A partir daí começaram à procura de novas pistas sobre este mecanismo e descobriram, já nos anos 90, um complexo de proteínas, chamado fator indutor de hipoxia (HIF, na sigla em inglês) que se revelou um elo de ligação. Quando os níveis de oxigénio são elevados, as células contêm níveis baixos de um tipo específico destas proteínas e, quando falta oxigénio, aumenta a HIF, o que regula a produção da hormona. Os trabalhos em torno desta molécula acabariam por cruzar-se com a investigação de William Kaelin, que estava a estudar uma doença genética que aumenta o risco de cancro, associada a mutações no gene VHL. Kaelin descobriu que este gene interage também com este complexo de proteínas, acabando por perceber-se que todas estas peças faziam parte do mesmo puzzle que permite ao organismo reagir a mais ou menos oxigénio, por exemplo quando se está em altitudes elevadas ou a fazer exercício. “Os sensores de oxigénio permitem às células adaptarem o seu metabolismo a baixos níveis de oxigénio, por exemplo nos nossos músculos durante exercício intenso”, descreve o comité Nobel, dando outros exemplos de processos controlados pelos sensores de oxigénio, como a criação de novos vasos sanguíneos, a produção de células vermelhas ou mesmo etapas do desenvolvimento fetal.
No campo das doenças, o comité destaca a intervenção destes mecanismos na anemia, infeções, regeneração de tecidos e cancro: A maquinaria regulada pelo oxigénio, por exemplo, estimula a formação de vasos sanguíneos e leva a uma proliferação das células cancerígenas.
Perceber em detalhe como tudo funciona permitiu, assim, novas linhas de investigação, com o comité Nobel a destacar estudos farmacológicos que tentam aumentar a função da HIF – para melhorar a resposta imunitária e a ajudar feridas a sarar melhor – ou inibi-la, o que poderá trazer benefícios terapêuticos a alguns cancros, mas também doenças cardiovasculares.

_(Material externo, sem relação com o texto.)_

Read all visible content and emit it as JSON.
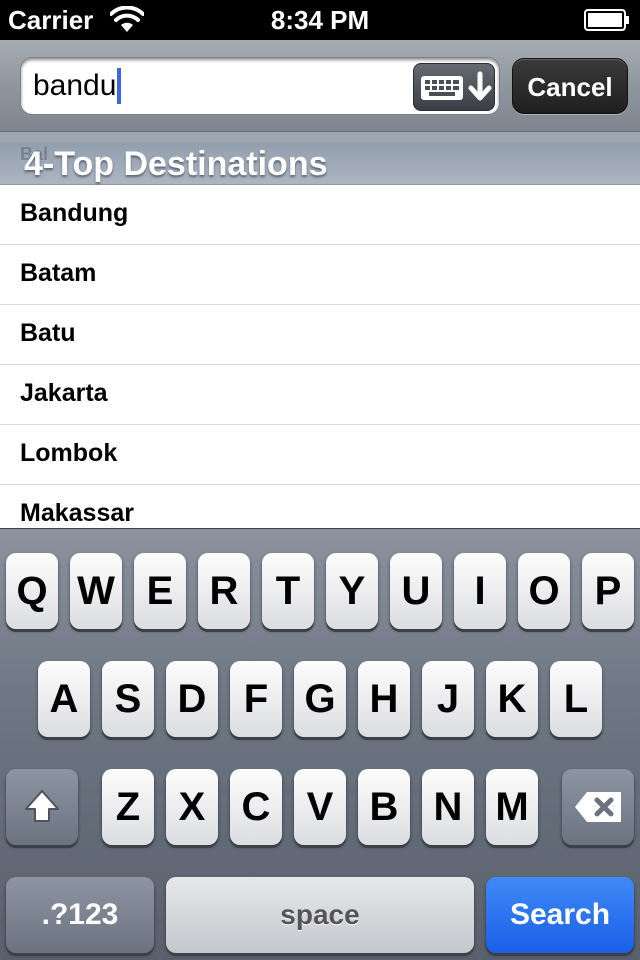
{
  "status_bar": {
    "carrier": "Carrier",
    "time": "8:34 PM"
  },
  "search": {
    "value": "bandu",
    "cancel_label": "Cancel"
  },
  "section": {
    "ghost_text": "Bal",
    "title": "4-Top Destinations"
  },
  "list": {
    "items": [
      "Bandung",
      "Batam",
      "Batu",
      "Jakarta",
      "Lombok",
      "Makassar"
    ]
  },
  "keyboard": {
    "row1": [
      "Q",
      "W",
      "E",
      "R",
      "T",
      "Y",
      "U",
      "I",
      "O",
      "P"
    ],
    "row2": [
      "A",
      "S",
      "D",
      "F",
      "G",
      "H",
      "J",
      "K",
      "L"
    ],
    "row3": [
      "Z",
      "X",
      "C",
      "V",
      "B",
      "N",
      "M"
    ],
    "numbers_label": ".?123",
    "space_label": "space",
    "search_label": "Search",
    "shift_icon": "shift-icon",
    "delete_icon": "backspace-icon"
  },
  "colors": {
    "accent": "#1a5fe8",
    "caret": "#3b66e6"
  }
}
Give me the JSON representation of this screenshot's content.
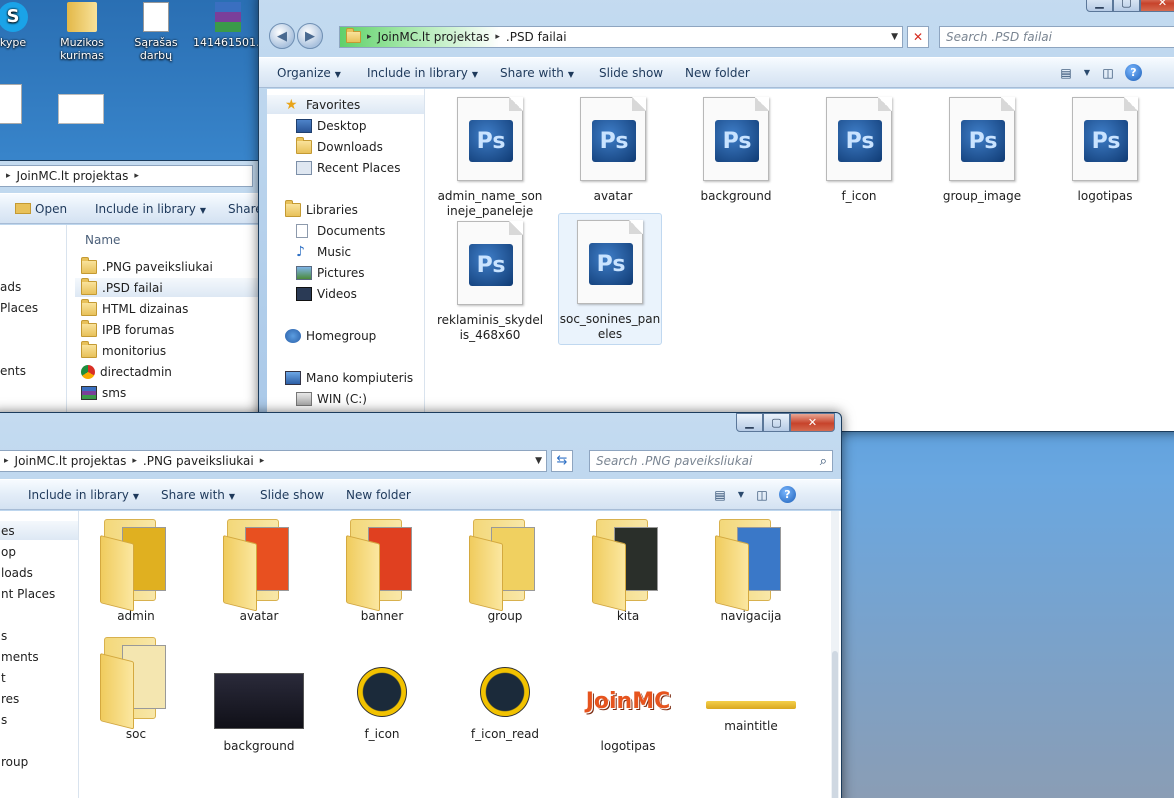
{
  "desktop": {
    "icons": [
      {
        "label": "kype",
        "icon": "skype-icon",
        "color": "#1aa3e8"
      },
      {
        "label": "Muzikos kurimas",
        "icon": "folder-icon",
        "color": "#f0cc5e"
      },
      {
        "label": "Sąrašas darbų",
        "icon": "text-document-icon",
        "color": "#ffffff"
      },
      {
        "label": "141461501...",
        "icon": "winrar-archive-icon",
        "color": "#7a3f9a"
      }
    ]
  },
  "back_window": {
    "address_crumbs": [
      "JoinMC.lt projektas",
      ".PSD failai"
    ],
    "search_placeholder": "Search .PSD failai",
    "toolbar": {
      "organize": "Organize",
      "include_in_library": "Include in library",
      "share_with": "Share with",
      "slide_show": "Slide show",
      "new_folder": "New folder"
    },
    "nav": {
      "favorites": "Favorites",
      "desktop": "Desktop",
      "downloads": "Downloads",
      "recent_places": "Recent Places",
      "libraries": "Libraries",
      "documents": "Documents",
      "music": "Music",
      "pictures": "Pictures",
      "videos": "Videos",
      "homegroup": "Homegroup",
      "computer": "Mano kompiuteris",
      "drive_c": "WIN (C:)"
    },
    "files": [
      {
        "name": "admin_name_son ineje_paneleje",
        "icon": "photoshop-file-icon"
      },
      {
        "name": "avatar",
        "icon": "photoshop-file-icon"
      },
      {
        "name": "background",
        "icon": "photoshop-file-icon"
      },
      {
        "name": "f_icon",
        "icon": "photoshop-file-icon"
      },
      {
        "name": "group_image",
        "icon": "photoshop-file-icon"
      },
      {
        "name": "logotipas",
        "icon": "photoshop-file-icon"
      },
      {
        "name": "reklaminis_skydel is_468x60",
        "icon": "photoshop-file-icon"
      },
      {
        "name": "soc_sonines_pan eles",
        "icon": "photoshop-file-icon"
      }
    ],
    "ps_label": "Ps"
  },
  "left_window": {
    "address_crumbs": [
      "JoinMC.lt projektas"
    ],
    "toolbar": {
      "open": "Open",
      "include_in_library": "Include in library",
      "share": "Share"
    },
    "column_name": "Name",
    "nav_partial": [
      "ads",
      "Places",
      "ents"
    ],
    "items": [
      {
        "name": ".PNG paveiksliukai",
        "icon": "folder-icon"
      },
      {
        "name": ".PSD failai",
        "icon": "folder-icon",
        "selected": true
      },
      {
        "name": "HTML dizainas",
        "icon": "folder-icon"
      },
      {
        "name": "IPB forumas",
        "icon": "folder-icon"
      },
      {
        "name": "monitorius",
        "icon": "folder-icon"
      },
      {
        "name": "directadmin",
        "icon": "chrome-shortcut-icon"
      },
      {
        "name": "sms",
        "icon": "winrar-archive-icon"
      }
    ]
  },
  "front_window": {
    "address_crumbs": [
      "JoinMC.lt projektas",
      ".PNG paveiksliukai"
    ],
    "search_placeholder": "Search .PNG paveiksliukai",
    "toolbar": {
      "include_in_library": "Include in library",
      "share_with": "Share with",
      "slide_show": "Slide show",
      "new_folder": "New folder"
    },
    "nav_partial": [
      "es",
      "op",
      "loads",
      "nt Places",
      "s",
      "ments",
      "t",
      "res",
      "s",
      "roup"
    ],
    "folders": [
      {
        "name": "admin",
        "paper": "#e0b020"
      },
      {
        "name": "avatar",
        "paper": "#e85020"
      },
      {
        "name": "banner",
        "paper": "#e04020"
      },
      {
        "name": "group",
        "paper": "#f0d060"
      },
      {
        "name": "kita",
        "paper": "#2a2f2a"
      },
      {
        "name": "navigacija",
        "paper": "#3a78c8"
      },
      {
        "name": "soc",
        "paper": "#f4e6b0"
      }
    ],
    "images": [
      {
        "name": "background",
        "kind": "dark-scene"
      },
      {
        "name": "f_icon",
        "kind": "round-icon"
      },
      {
        "name": "f_icon_read",
        "kind": "round-icon"
      },
      {
        "name": "logotipas",
        "kind": "logo"
      },
      {
        "name": "maintitle",
        "kind": "bar"
      }
    ],
    "logo_text": "JoinMC"
  }
}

Os investigadores vão dividir o prémio de nove milhões de coroas suecas, cerca de 871 mil euros, e tornam-se parte da história do galardão que, 118 anos depois, continua a ser o coroar da carreira científica. William Kaelin, investigador no Instituto do Cancro Dana-Farber, em Boston, confessou ontem que quando atendeu a chamada da Suécia, às 5 da manhã, pensou que estava a sonhar. E deixou um apelo para quem não vê interesse em ciência básica. “É um tipo de investigação cada vez mais ameaçada. É mais fácil para os financiadores e políticos dizerem que vão apoiar cientistas, mas ‘digam-nos como é que vai melhorar os resultados em cinco anos’. Quando fazemos ciência, temos de estar preparados para seguir a estrada onde quer que nos leve. E quando fazemos ciência, é difícil prever para onde a estrada nos vai levar.”